Les États-Unis ont lancé leur troisième nuit consécutive de frappes ciblées en Iran, marquant une escalade significative des hostilités. Dans la nuit du 13 au 14 juillet, les forces américaines ont frappé des installations militaires dans le sud de l'Iran, notamment à Bouchehr et Bandar Abbas, selon un communiqué de CENTCOM sur X.
Ces frappes, qui ont duré environ cinq heures, visaient des systèmes de défense côtière, des infrastructures de drones et de missiles, ainsi que des équipements maritimes.

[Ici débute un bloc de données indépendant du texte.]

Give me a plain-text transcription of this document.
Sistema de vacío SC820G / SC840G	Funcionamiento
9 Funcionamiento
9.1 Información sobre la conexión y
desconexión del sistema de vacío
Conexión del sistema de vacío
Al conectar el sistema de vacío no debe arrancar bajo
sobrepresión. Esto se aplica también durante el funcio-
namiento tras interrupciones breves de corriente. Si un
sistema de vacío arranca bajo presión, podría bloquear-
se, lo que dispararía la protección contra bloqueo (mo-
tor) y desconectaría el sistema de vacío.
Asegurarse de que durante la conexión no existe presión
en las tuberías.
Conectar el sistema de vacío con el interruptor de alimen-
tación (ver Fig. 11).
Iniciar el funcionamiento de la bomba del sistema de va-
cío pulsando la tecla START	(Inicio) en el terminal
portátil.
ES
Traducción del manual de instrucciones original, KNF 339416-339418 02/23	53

Ces actions ont été confirmées par plusieurs agences, y compris l'agence iranienne Irna, qui a rapporté des explosions près de Bandar Abbas.
En réaction, les Gardiens de la Révolution iraniens ont mené une série d'opérations à Bahreïn, s'attaquant à une base américaine à Juffair, déclenchant des alertes au sein du royaume. Cette intensification des frappes s'inscrit dans un contexte déjà tendu, où des attaques de missiles iraniens ont été signalées contre des tankers Emiratis dans le détroit d'Ormuz, entraînant la mort d'un membre d'équipage indien.
Un nouveau blocus contre l’Iran
Malgré ces tensions militaires, Donald Trump, lors d'une conférence à la Maison Blanche, a suggéré qu'un accord avec l'Iran était toujours "possible". Toutefois, il a également annoncé la mise en place d'un blocus américain dans le détroit d'Ormuz, effective dès le mardi 14 juillet. Le président a indiqué que les États-Unis envisagent de prendre le contrôle du détroit, tout en instaurant une "rémunération correspondant à 20 % de la valeur des cargaisons" transitant par cette voie maritime cruciale, une décision qui suscite des critiques sur la légalité internationale de pareilles mesures.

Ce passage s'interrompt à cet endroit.